In Hardee’s Food Systems, Inc. v. Hallbeck, No. 4:09CV00664 AGF (E.D. Mo. Feb. 28, 2012), the United States District Court for the Eastern District of Missouri granted summary judgment to Hardee’s on a claim that its decision to produce purportedly “lewd” television advertisements constituted an abuse of its discretion in overseeing the Hardee’s National Advertising Fund. (Gray Plant Mooty represented the franchisor in this case.) Although the franchise agreement gave Hardee’s “sole discretion” over the advertising and marketing activities financed by the fund, the franchisee alleged that it had been denied the “expected benefits” of its agreement and that Hardee’s had breached the implied covenant of good faith and fair dealing.

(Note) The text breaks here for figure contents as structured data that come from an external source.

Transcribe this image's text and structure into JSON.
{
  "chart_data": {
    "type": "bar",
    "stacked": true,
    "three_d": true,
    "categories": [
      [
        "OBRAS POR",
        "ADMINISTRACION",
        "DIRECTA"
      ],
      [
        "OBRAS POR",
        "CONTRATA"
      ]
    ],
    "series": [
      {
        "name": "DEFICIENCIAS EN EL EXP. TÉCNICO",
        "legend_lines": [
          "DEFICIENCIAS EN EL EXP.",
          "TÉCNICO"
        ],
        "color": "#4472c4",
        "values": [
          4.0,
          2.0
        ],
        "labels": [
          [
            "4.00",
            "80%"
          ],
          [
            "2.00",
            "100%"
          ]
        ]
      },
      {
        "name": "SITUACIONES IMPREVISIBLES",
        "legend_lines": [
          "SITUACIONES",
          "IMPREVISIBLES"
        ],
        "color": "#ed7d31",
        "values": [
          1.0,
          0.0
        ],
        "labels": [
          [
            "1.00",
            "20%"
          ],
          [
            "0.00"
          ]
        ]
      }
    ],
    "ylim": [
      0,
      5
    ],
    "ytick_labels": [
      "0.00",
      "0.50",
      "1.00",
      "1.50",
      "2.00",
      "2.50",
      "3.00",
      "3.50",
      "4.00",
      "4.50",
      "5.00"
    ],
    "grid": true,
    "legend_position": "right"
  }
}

The record demonstrated that Hardee’s undertook the advertising campaign to promote its brand, that Hardee’s worked with a national advertising firm to create the campaign, and that senior Hardee’s personnel closely monitored consumer reaction to the campaign. The court found that Hardee’s had made a strategic marketing decision “in what it believed was the best interests of the Hardee’s brand,” and held that such activity did not constitute the type of “opportunistic” and “exploitive” conduct that the implied covenant was meant to address. The court also found that the franchisee’s knowledge of the advertising campaign before renewing its franchise agreement precluded its argument that it was denied the expected benefit of the agreement.